Moray eels are shy, elusive, and snake-like in appearance. They are quite shy and live under ledges and in rock crevices. But there is much more to these animals than meets the eye. Believe it or not, there are roughly 200 different species of moray eel in the world’s marine environments! At the Aquarium, you can see four species of moray eel up close: the honeycomb, geometric, zebra, and tiger reef moray eels.
Here are eel-leven cool facts about moray eels:
1. Moray eels live in shallow water near shore areas, continental slopes, reefs, and deep seabed areas. They are found in both tropical and temperate waters in marine environments.
2. Moray eels are opportunistic feeders and eat fishes, octopuses, and crustaceans.
3. Though consumed in some areas of the world, their flesh can be toxic and could cause illness or death. Ancient Romans used to farm moray eels in seaside ponds as they were considered a delicacy.
4. Moray eels are considered a keystone species – as apex predators in their ecosystems, they keep prey species populations under control. Coral grouper fish are known to "recruit" giant moray eels to help them hunt. With their slender bodies, the moray eels can flush prey from holes and crevices that the grouper cannot access.
5. Moray eels have no specific mating season but mate when there is enough food and a stable habitat.
6. Most fish with rounded heads create negative pressure to assist in swallowing prey. With their slender heads, moray eels cannot create this negative pressure. Instead, they have a second set of jaws called the pharyngeal jaws. These jaws are found in the throat and equipped with sharp teeth.
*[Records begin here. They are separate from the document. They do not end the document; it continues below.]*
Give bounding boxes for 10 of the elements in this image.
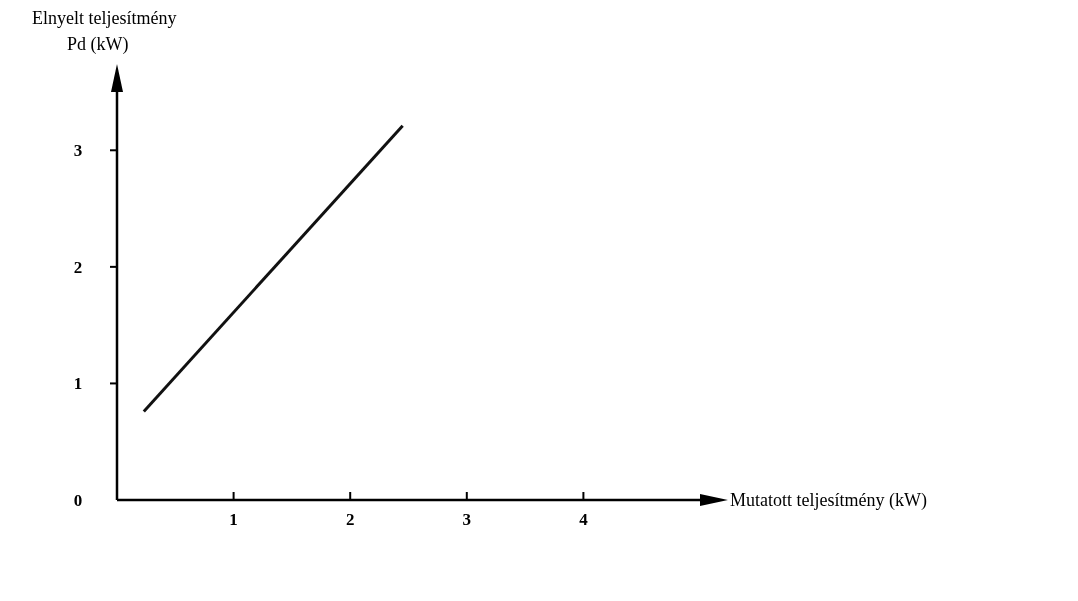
- y-tick-label: 0: [73, 491, 83, 510]
- x-tick-label: 2: [345, 510, 355, 529]
- x-tick-label: 3: [462, 510, 472, 529]
- y-tick-label: 1: [73, 374, 83, 394]
- y-tick-label: 3: [73, 141, 83, 161]
- y-axis-title: Elnyelt teljesítmény Pd (kW): [32, 8, 177, 55]
- y-tick-label: 2: [73, 257, 83, 277]
- x-tick-label: 4: [579, 510, 589, 529]
- x-tick-label: 1: [229, 510, 238, 529]
- x-axis-title: Mutatott teljesítmény (kW): [730, 490, 927, 511]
While feeding, moray eels propel these jaws forward into the mouth to grab, control and pull the struggling prey back into the throat and digestive tract.
7. Moray eels are oviparous – they lay eggs that hatch outside the womb.
8. Bites from these beautiful animals can quickly become infected due to the bacteria in their teeth, but thankfully moray eels are generally not aggressive towards humans.
9. Moray eels do not have bony gill covers but rather two round openings behind their heads. They use their mouths to pump water through these openings. That’s why their mouths are usually open when you see them at the Aquarium!
10. Moray eels secrete a protective mucus to protect their scaleless skin. In sand-dwelling morays, the mucus allows grains of sand to stick to the sides of their burrows.
11. Moray eels are long-lived and range in colour, pattern, and size, measuring between 15cm and 4m. The smallest eel species is the dwarf moray eel, while the largest is the giant moray eel.